The glen is part of the Affric/Beauly hydroelectric scheme, constructed by the North of Scotland Hydro-Electric Board. Loch Mullardoch, in the neighbouring Glen Cannich, is dammed, and a 5 km tunnel carries water to Loch Beinn a' Mheadhoin, which has also been dammed. From there, another tunnel takes water to Fasnakyle power station, near Cannich. As the rivers in this scheme are important for Atlantic salmon, flow in the rivers is kept above agreed levels. The dam at Loch Beinn a' Mheadhoin has a Borland fish ladder to allow salmon to pass.

==Conservation designations==
In addition to being a national nature reserve, Glen Affric is a Caledonian Forest Reserve, a National Scenic Area, and a Site of Special Scientific Interest (SSSI). The NNR is classified as a Category II protected area by the International Union for Conservation of Nature. Much of the area forms part of a European Union Special Protection Area for golden eagles, and is also classified as an EU Special Area of Conservation.

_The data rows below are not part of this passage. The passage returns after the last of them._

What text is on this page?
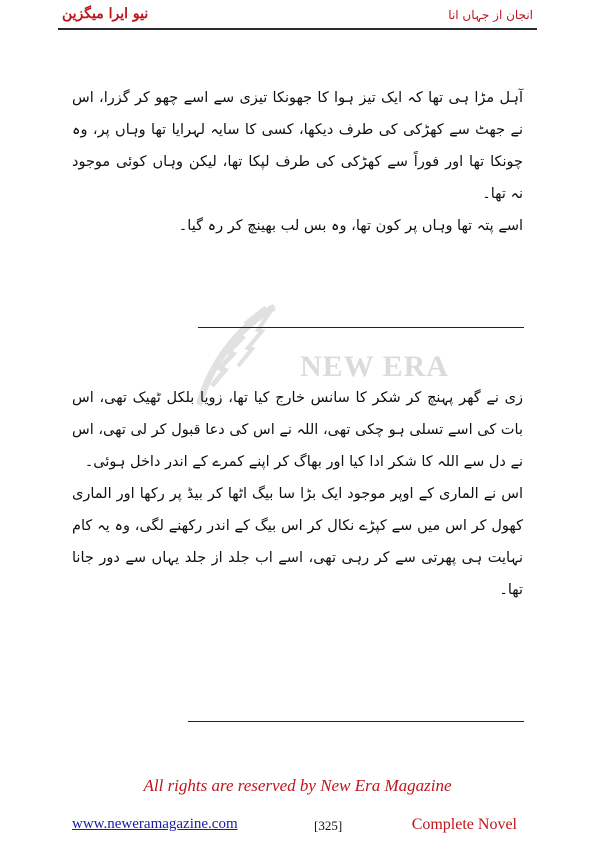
نیو ایرا میگزین	انجان از جہاں انا
NEW ERA

آہل مڑا ہی تھا کہ ایک تیز ہوا کا جھونکا تیزی سے اسے چھو کر گزرا، اس نے جھٹ سے کھڑکی کی طرف دیکھا، کسی کا سایہ لہرایا تھا وہاں پر، وہ چونکا تھا اور فوراً سے کھڑکی کی طرف لپکا تھا، لیکن وہاں کوئی موجود نہ تھا۔

اسے پتہ تھا وہاں پر کون تھا، وہ بس لب بھینچ کر رہ گیا۔

زی نے گھر پہنچ کر شکر کا سانس خارج کیا تھا، زویا بلکل ٹھیک تھی، اس بات کی اسے تسلی ہو چکی تھی، اللہ نے اس کی دعا قبول کر لی تھی، اس نے دل سے اللہ کا شکر ادا کیا اور بھاگ کر اپنے کمرے کے اندر داخل ہوئی۔

اس نے الماری کے اوپر موجود ایک بڑا سا بیگ اٹھا کر بیڈ پر رکھا اور الماری کھول کر اس میں سے کپڑے نکال کر اس بیگ کے اندر رکھنے لگی، وہ یہ کام نہایت ہی پھرتی سے کر رہی تھی، اسے اب جلد از جلد یہاں سے دور جانا تھا۔

All rights are reserved by New Era Magazine
www.neweramagazine.com	[325]	Complete Novel
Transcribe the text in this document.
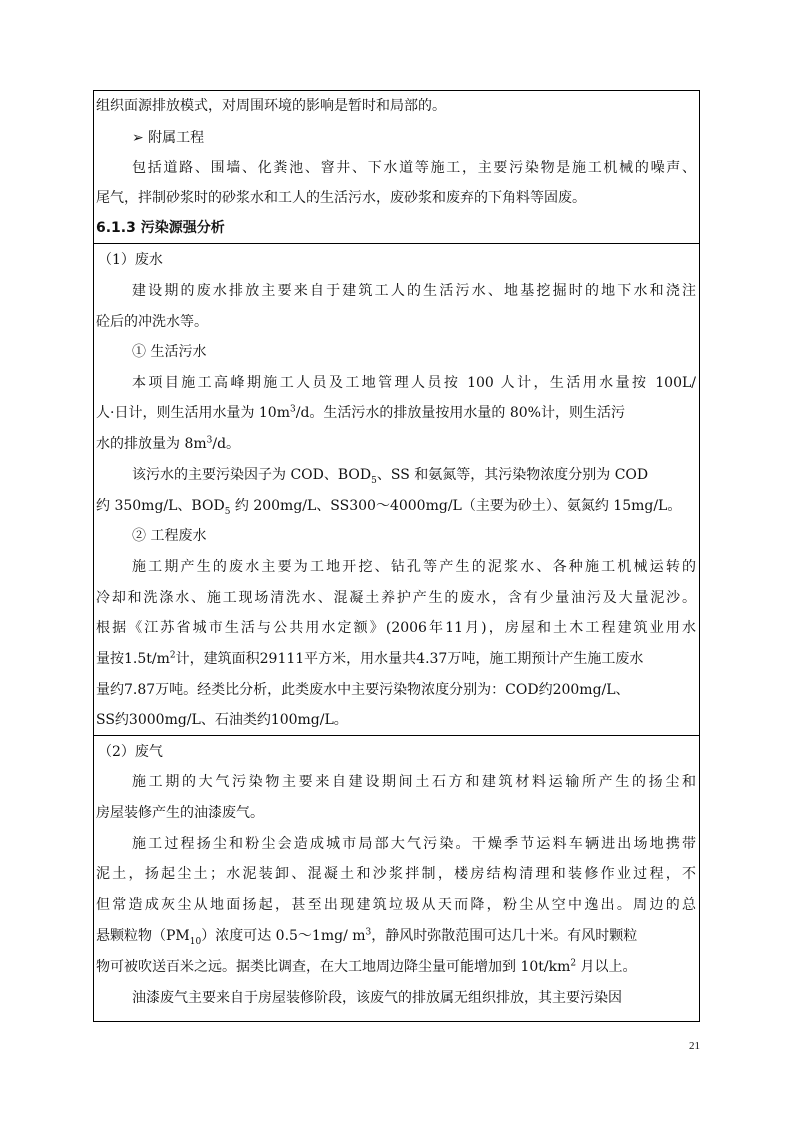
组织面源排放模式，对周围环境的影响是暂时和局部的。
➢ 附属工程
包括道路、围墙、化粪池、窨井、下水道等施工，主要污染物是施工机械的噪声、
尾气，拌制砂浆时的砂浆水和工人的生活污水，废砂浆和废弃的下角料等固废。
6.1.3 污染源强分析
（1）废水
建设期的废水排放主要来自于建筑工人的生活污水、地基挖掘时的地下水和浇注
砼后的冲洗水等。
① 生活污水
本项目施工高峰期施工人员及工地管理人员按 100 人计，生活用水量按 100L/
人·日计，则生活用水量为 $10m^3/d$。生活污水的排放量按用水量的 80%计，则生活污
水的排放量为 $8m^3/d$。
该污水的主要污染因子为 COD、$BOD_5$、SS 和氨氮等，其污染物浓度分别为 COD
约 350mg/L、$BOD_5$ 约 200mg/L、SS300～4000mg/L（主要为砂土）、氨氮约 15mg/L。
② 工程废水
施工期产生的废水主要为工地开挖、钻孔等产生的泥浆水、各种施工机械运转的
冷却和洗涤水、施工现场清洗水、混凝土养护产生的废水，含有少量油污及大量泥沙。
根据《江苏省城市生活与公共用水定额》(2006年11月)，房屋和土木工程建筑业用水
量按$1.5t/m^2$计，建筑面积29111平方米，用水量共4.37万吨，施工期预计产生施工废水
量约7.87万吨。经类比分析，此类废水中主要污染物浓度分别为：COD约200mg/L、
SS约3000mg/L、石油类约100mg/L。
（2）废气
施工期的大气污染物主要来自建设期间土石方和建筑材料运输所产生的扬尘和
房屋装修产生的油漆废气。
施工过程扬尘和粉尘会造成城市局部大气污染。干燥季节运料车辆进出场地携带
泥土，扬起尘土；水泥装卸、混凝土和沙浆拌制，楼房结构清理和装修作业过程，不
但常造成灰尘从地面扬起，甚至出现建筑垃圾从天而降，粉尘从空中逸出。周边的总
悬颗粒物$(PM_{10})$浓度可达 0.5～1mg/ $m^3$，静风时弥散范围可达几十米。有风时颗粒
物可被吹送百米之远。据类比调查，在大工地周边降尘量可能增加到 $10t/km^2$ 月以上。
油漆废气主要来自于房屋装修阶段，该废气的排放属无组织排放，其主要污染因
21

Glen Affric was proposed for inclusion in a national park by the Ramsay committee, set up following the Second World War to consider the issue of national parks in Scotland, and in 2013 the Scottish Campaign for National Parks listed the area as one of seven deemed suitable for national park status,

In September 2016 Roseanna Cunningham, the Cabinet Secretary for Environment, Climate Change and Land Reform, told the Scottish Parliament that the Scottish Government had no plans to designate new national parks in Scotland and instead planned to focus on the two existing national parks. In January 2024 the Strathglass Community Council, Trees for Life, UHI Inverness College, along with UHI's The Institute for Biodiversity & Freshwater Conservation, among others, made the nomination that closed on 29 February 2024. The government had promised to create a new national park by 2026. However, a 2025 BBC report announced the government had dropped the plan. Lochaber, Loch Awe, Scottish Borders and Tay Forest Park were also considered.